Trying to understand that book led me to try to understand the role of the book in romantic literary culture more generally.

Initially, I was thinking of refracting my observations through Goethe’s final novel, Wilhelm Meisters Travels, which seemed to me to be about – and to take advantage of – the entire universe of available bibliographic formats. This approach had the advantage of specificity, but it seemed to exclude other important actors from the story. So in the end, I chose to make the book about romantic books more generally and Goethe’s experiments with the book became one chapter. I am returning now to that monograph on Goethe and the book that I never wrote, only now in the larger context of how the book came to shape the making of nineteenth century knowledge. Both projects are driven by a desire to recover the fundamental heterogeneity of the book, that books could and can serve numerous different social, communicative, and creative functions.

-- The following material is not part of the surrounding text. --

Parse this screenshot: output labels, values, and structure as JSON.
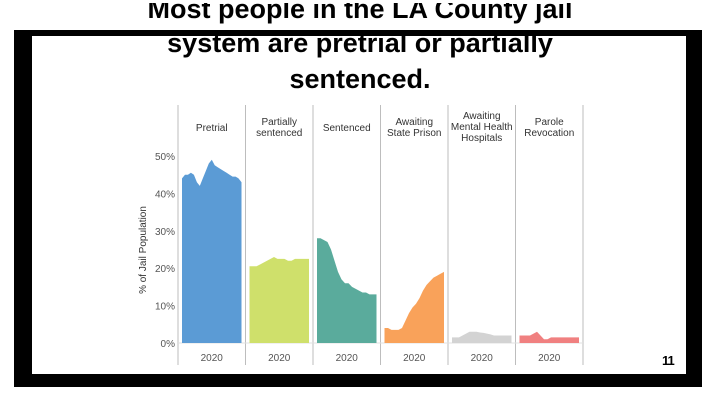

Below is a sample of an alternative table of contents that I was experimenting with for a long time. It was a first attempt at delinearizing the printed book. You’ll see that the final chapter was still something of a mystery to me at the time I made this chart. It emerged in its final form in the book from a very simple question posed by an astute member of the Montreal / Ottawa Working Group on Romanticism, who asked me: “But what about illustrated books?” Chapter six became an answer to that question.